CLOSED (normal) ──errors exceed threshold──▶ OPEN (fault)
▲ │
└────── DB healthy, spool drained ────────────┘
Disk Spool
When the circuit is open (or Redis itself is unreachable), the spool writes raw message payloads to local disk (/tmp/iotistic-spool by default, configurable). The spool is capped at 500 MB. When the circuit closes, a replayer drains the spool back into the normal insert pipeline in order.
Dead-Letter Queue
Messages that fail parsing or produce unrecoverable insert errors after MAX_RETRIES attempts are written to the DLQ stream (tenant:{id}:agent:devices:dlq).
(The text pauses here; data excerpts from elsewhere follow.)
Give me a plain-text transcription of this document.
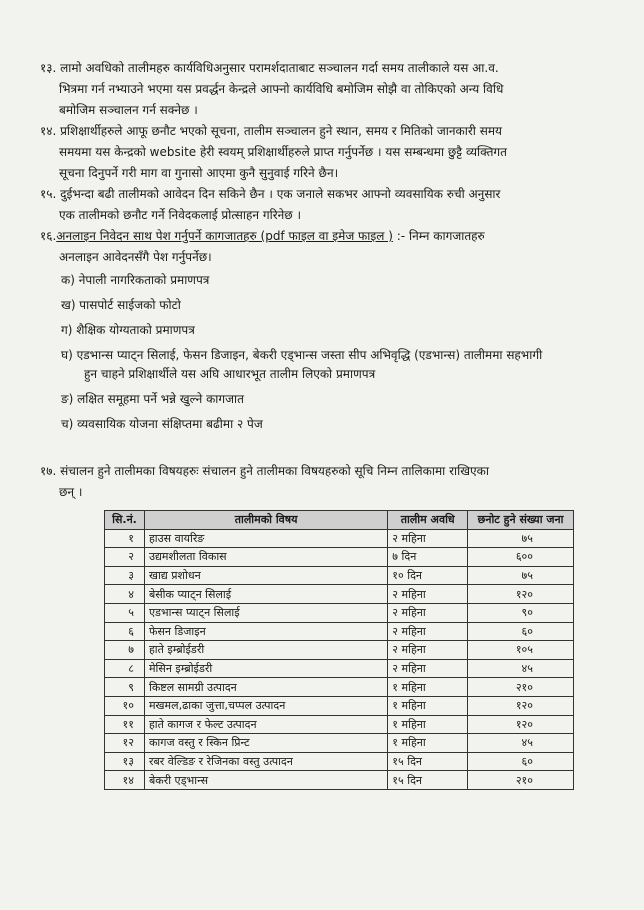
१३. लामो अवधिको तालीमहरु कार्यविधिअनुसार परामर्शदाताबाट सञ्चालन गर्दा समय तालीकाले यस आ.व.

भित्रमा गर्न नभ्याउने भएमा यस प्रवर्द्धन केन्द्रले आफ्नो कार्यविधि बमोजिम सोझै वा तोकिएको अन्य विधि

बमोजिम सञ्चालन गर्न सक्नेछ ।

१४. प्रशिक्षार्थीहरुले आफू छनौट भएको सूचना, तालीम सञ्चालन हुने स्थान, समय र मितिको जानकारी समय

समयमा यस केन्द्रको website हेरी स्वयम् प्रशिक्षार्थीहरुले प्राप्त गर्नुपर्नेछ । यस सम्बन्धमा छुट्टै व्यक्तिगत

सूचना दिनुपर्ने गरी माग वा गुनासो आएमा कुनै सुनुवाई गरिने छैन।

१५. दुईभन्दा बढी तालीमको आवेदन दिन सकिने छैन । एक जनाले सकभर आफ्नो व्यवसायिक रुची अनुसार

एक तालीमको छनौट गर्ने निवेदकलाई प्रोत्साहन गरिनेछ ।

१६.अनलाइन निवेदन साथ पेश गर्नुपर्ने कागजातहरु (pdf फाइल वा इमेज फाइल ) :- निम्न कागजातहरु

अनलाइन आवेदनसँगै पेश गर्नुपर्नेछ।

क) नेपाली नागरिकताको प्रमाणपत्र

ख) पासपोर्ट साईजको फोटो

ग) शैक्षिक योग्यताको प्रमाणपत्र

घ) एडभान्स प्याट्न सिलाई, फेसन डिजाइन, बेकरी एड्भान्स जस्ता सीप अभिवृद्धि (एडभान्स) तालीममा सहभागी

हुन चाहने प्रशिक्षार्थीले यस अघि आधारभूत तालीम लिएको प्रमाणपत्र

ङ) लक्षित समूहमा पर्ने भन्ने खुल्ने कागजात

च) व्यवसायिक योजना संक्षिप्तमा बढीमा २ पेज

१७. संचालन हुने तालीमका विषयहरुः संचालन हुने तालीमका विषयहरुको सूचि निम्न तालिकामा राखिएका

छन् ।

सि.नं.	तालीमको विषय	तालीम अवधि	छनोट हुने संख्या जना
१	हाउस वायरिङ	२ महिना	७५
२	उद्यमशीलता विकास	७ दिन	६००
३	खाद्य प्रशोधन	१० दिन	७५
४	बेसीक प्याट्न सिलाई	२ महिना	१२०
५	एडभान्स प्याट्न सिलाई	२ महिना	९०
६	फेसन डिजाइन	२ महिना	६०
७	हाते इम्ब्रोईडरी	२ महिना	१०५
८	मेसिन इम्ब्रोईडरी	२ महिना	४५
९	किष्टल सामग्री उत्पादन	१ महिना	२१०
१०	मखमल,ढाका जुत्ता,चप्पल उत्पादन	१ महिना	१२०
११	हाते कागज र फेल्ट उत्पादन	१ महिना	१२०
१२	कागज वस्तु र स्किन प्रिन्ट	१ महिना	४५
१३	रबर वेल्डिङ र रेजिनका वस्तु उत्पादन	१५ दिन	६०
१४	बेकरी एड्भान्स	१५ दिन	२१०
The DLQ can be inspected and replayed manually using iotctl or directly via redis-cli XRANGE.
Autoscaling
The Ingestion service auto-adjusts its worker count (1–20) based on four signals sampled every 5 seconds:
| Signal | Scale up when | Scale down when |
|---|---|---|
| Consumer lag | > 5 000 ms behind real-time | < 500 ms |
| DB pool saturation | > 80 % of connections in use | < 40 % |
| Redis stream depth | > 60 % of MAXLEN | < 20 % |
| Redis memory pressure | > 75 % of maxmemory | < 50 % |
Worker count changes are gradual (±1 per cycle) to avoid thundering-herd on the database connection pool.
Metrics
The Ingestion service exposes Prometheus metrics at GET /metrics (port 3003):
| Metric | Description |
|---|---|
ingestion_messages_processed_total | Total device batches consumed from Redis |
ingestion_readings_inserted_total | Individual metric rows written to TimescaleDB |
ingestion_dlq_length | Current dead-letter queue depth |
ingestion_stream_length | Pending messages in the ingest stream |
ingestion_worker_lag_ms | Consumer group lag (ms behind real-time) |
ingestion_worker_count | Current active worker count |
ingestion_batch_duration_p95_ms | 95th-percentile batch processing time |
ingestion_db_insert_duration_p95_ms | 95th-percentile database insert time |
Configuration
# Database
DB_HOST=localhost
DB_PORT=5432
DB_NAME=iotistic
DB_USER=postgres
DB_PASSWORD=postgres
DB_SSL=true
DB_POOL_SIZE=50
# Redis
REDIS_HOST=localhost
REDIS_PORT=6379
# Ingestion tuning
WORKER_COUNT=2 # initial worker count (autoscaling adjusts this)
BATCH_SIZE=100 # max messages per worker cycle
MAX_RETRIES=3 # attempts before DLQ
DB_INSERT_METHOD=insert # "insert" or "copy"
# Resilience
DISK_SPOOL_ENABLED=true
DISK_SPOOL_PATH=/tmp/iotistic-spool
DISK_SPOOL_MAX_SIZE_MB=500
# Port (health + metrics only)
PORT=3003
Health Check
GET /health
{
"status": "ok",
"uptime": 3847,
"workers": 3,
"streamLag": 120,
"circuitBreaker": "closed"
}
A status of degraded indicates the circuit breaker is open or the disk spool is active. A status of error means the service cannot reach either Redis or PostgreSQL.